The year was 2000 and the New York Knicks just announced that they have Traded Patrick Ewing to the Seattle Supersonics for a package of players which included Glenn Rice and Luc Longley just to name a few. Never has goodbye felt so bitter but, as an organization, it was the right thing to do for the franchise and its future. The concept of when to let a beloved player go is one that is omnipresent in sports. Ladainian Tomlinson was let go by the San Diego Chargers last season as they believed he had nothing left in the proverbial gas tank. With each yard he gains for the New York Jets, he runs the Chargers further into the perils of regret.
Derek Jeter was named captain of the New York Yankees by the late George Steinbrenner in 2003. Making his major league debut in 1995, he went on to win Rookie of the Year and has been an instrumental part of 5 World Series Championship teams. Throughout his tenure as the Yankees short stop, Derek Jeter has been the face of the franchise. With a career .314 batting average and 2.926 hits, Derek Jeter is a first ballot Hall of Famer, but is coming off a year in which he batted .270, his second lowest batting average to end a season since 1995.
In the context of life, 36 is hardly old but for a Major League short stop, it’s close to approaching the twilight of their career. Derek Jeter is a free agent so Brian Cashman, the General Manager of the Yankees must decide what the value of a 36 year old short stop is. Correction, he must decide what the value of a 36 year old short stop names Derek Jeter is.
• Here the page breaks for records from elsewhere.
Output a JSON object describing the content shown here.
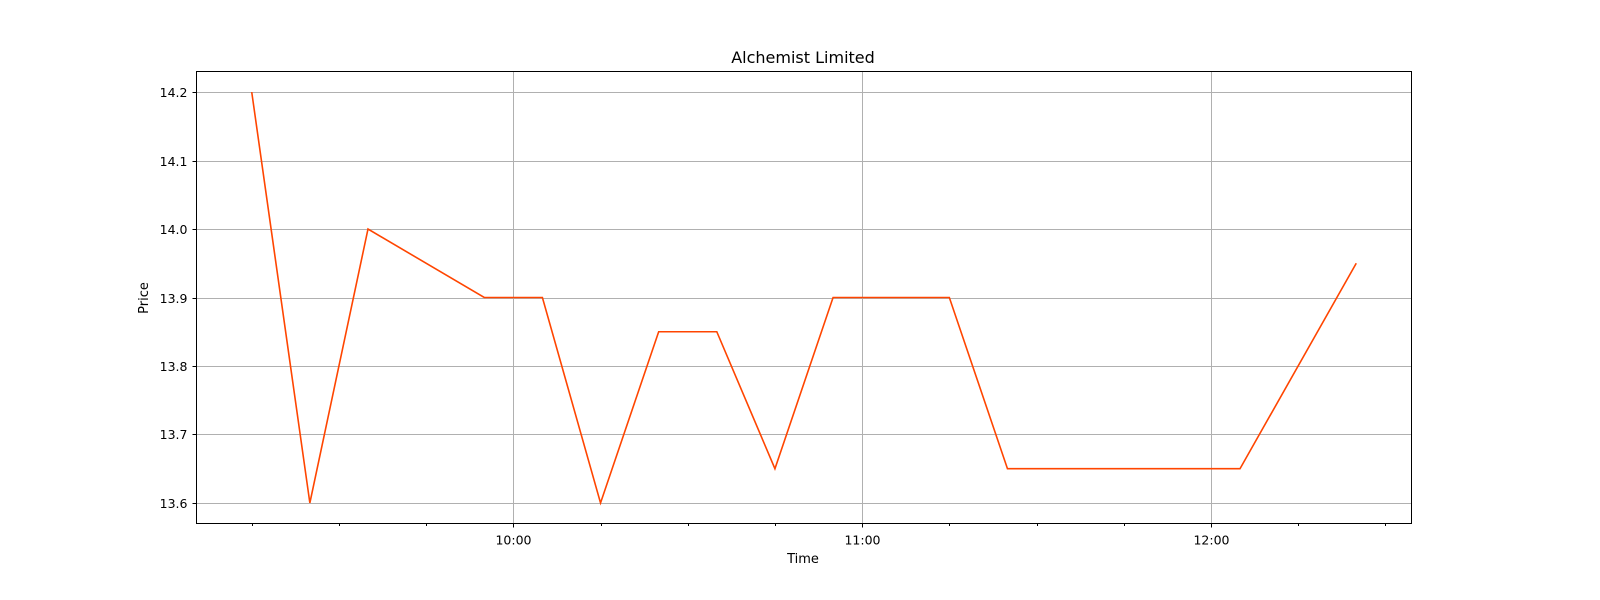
{
  "chart_data": {
    "type": "line",
    "title": "Alchemist Limited",
    "xlabel": "Time",
    "ylabel": "Price",
    "x_tick_labels": [
      "10:00",
      "11:00",
      "12:00"
    ],
    "y_ticks": [
      13.6,
      13.7,
      13.8,
      13.9,
      14.0,
      14.1,
      14.2
    ],
    "y_tick_labels": [
      "13.6",
      "13.7",
      "13.8",
      "13.9",
      "14.0",
      "14.1",
      "14.2"
    ],
    "grid": true,
    "series": [
      {
        "color": "#ff4500",
        "x": [
          "09:15",
          "09:25",
          "09:35",
          "09:55",
          "10:05",
          "10:15",
          "10:25",
          "10:35",
          "10:45",
          "10:55",
          "11:15",
          "11:25",
          "12:05",
          "12:25"
        ],
        "y": [
          14.2,
          13.6,
          14.0,
          13.9,
          13.9,
          13.6,
          13.85,
          13.85,
          13.65,
          13.9,
          13.9,
          13.65,
          13.65,
          13.95
        ]
      }
    ]
  }
}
The current offer that has been reported is a 3 year deal worth an estimated 45 million dollars which is by most accounts, more than his market worth. So in this offer is his iconic value to the franchise included? Should the Yankees tell Jeter to field other offers and see compare them to what the Yankees have on the table? Has Jeter not sought arbitration when eligible to max out previous contracts? Or is there more than meets the eye?
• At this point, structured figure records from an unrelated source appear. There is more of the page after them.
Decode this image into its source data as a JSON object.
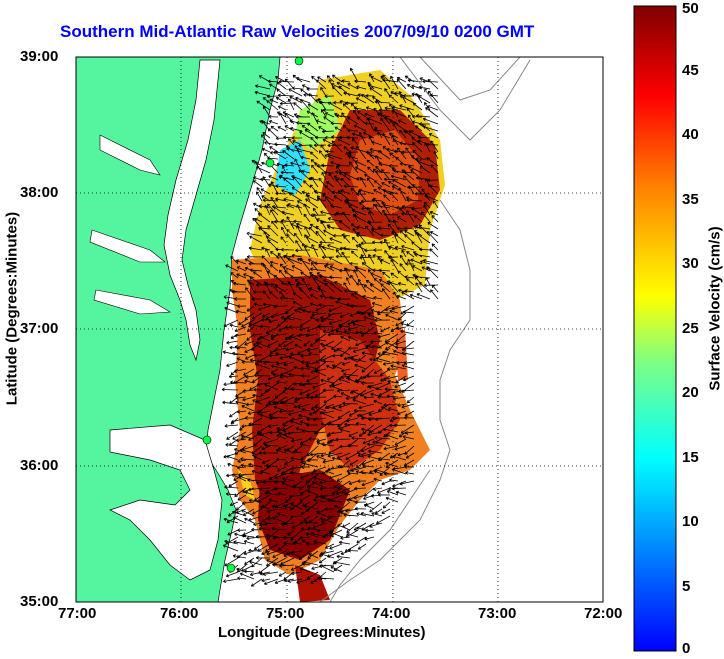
{
  "title": "Southern Mid-Atlantic Raw Velocities 2007/09/10 0200 GMT",
  "xlabel": "Longitude (Degrees:Minutes)",
  "ylabel": "Latitude (Degrees:Minutes)",
  "colorbar_label": "Surface Velocity (cm/s)",
  "x_ticks": [
    "77:00",
    "76:00",
    "75:00",
    "74:00",
    "73:00",
    "72:00"
  ],
  "y_ticks": [
    "39:00",
    "38:00",
    "37:00",
    "36:00",
    "35:00"
  ],
  "colorbar_ticks": [
    "0",
    "5",
    "10",
    "15",
    "20",
    "25",
    "30",
    "35",
    "40",
    "45",
    "50"
  ],
  "colors": {
    "land": "#55f5a0",
    "title": "#0000ff",
    "grid": "#000000"
  },
  "chart_data": {
    "type": "heatmap",
    "title": "Southern Mid-Atlantic Raw Velocities 2007/09/10 0200 GMT",
    "xlabel": "Longitude (Degrees:Minutes)",
    "ylabel": "Latitude (Degrees:Minutes)",
    "xlim": [
      -77,
      -72
    ],
    "ylim": [
      35,
      39
    ],
    "colorbar": {
      "label": "Surface Velocity (cm/s)",
      "range": [
        0,
        50
      ]
    },
    "grid": true
  }
}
Free agent pitcher Cliff Lee has reportedly been offered a 6 year deal worth somewhere in the 140 million dollar range. The difference, Cliff Lee is at the top of his game where many think Jeter is on the decline. And what about that guy who plays to Jeter’s right? You know, that Alex guy… he surely makes a ton of money, but is also producing at a Hall of Fame level.
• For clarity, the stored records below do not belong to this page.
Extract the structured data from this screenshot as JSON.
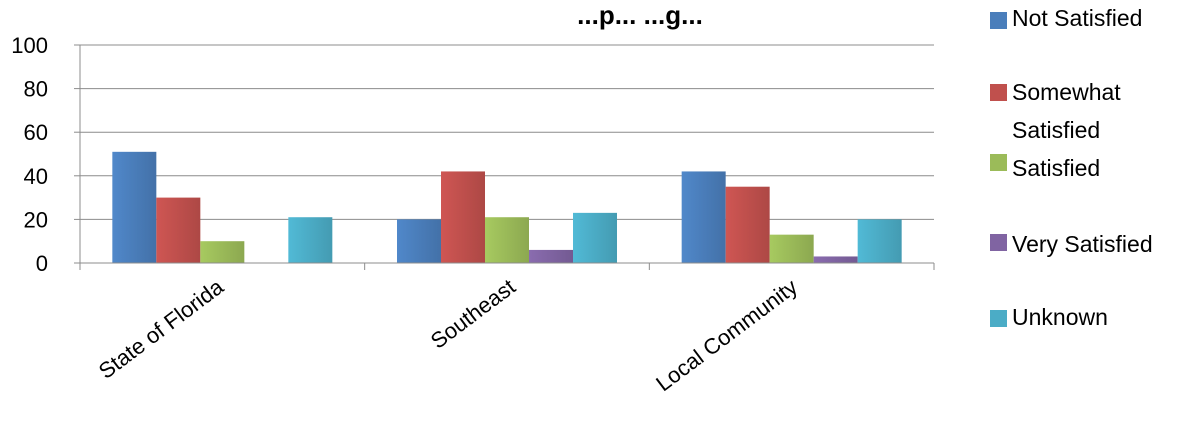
{
  "chart_data": {
    "type": "bar",
    "title": "...p... ...g...",
    "categories": [
      "State of Florida",
      "Southeast",
      "Local Community"
    ],
    "series": [
      {
        "name": "Not Satisfied",
        "color": "#4A7EBB",
        "values": [
          51,
          20,
          42
        ]
      },
      {
        "name": "Somewhat Satisfied",
        "color": "#C0504D",
        "values": [
          30,
          42,
          35
        ]
      },
      {
        "name": "Satisfied",
        "color": "#9BBB59",
        "values": [
          10,
          21,
          13
        ]
      },
      {
        "name": "Very Satisfied",
        "color": "#8064A2",
        "values": [
          0,
          6,
          3
        ]
      },
      {
        "name": "Unknown",
        "color": "#4BACC6",
        "values": [
          21,
          23,
          20
        ]
      }
    ],
    "ylim": [
      0,
      100
    ],
    "yticks": [
      0,
      20,
      40,
      60,
      80,
      100
    ],
    "grid": true,
    "legend": "right",
    "xlabel": "",
    "ylabel": ""
  }
}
So here stands the Yankees and Derek Jeter on the crossroads of loyalty and production. Sure, Derek Jeter means everything to the Yankees, but, does that meaning translate into fair market value? Or should he be able to make his demands and leave baseball on his own terms since this is more than likely his last contract barring a Bonds surge in production? The cameras are rolling and the world is watching to see which pitch the Yankees throw to Jeter with the count full at 3 and 2.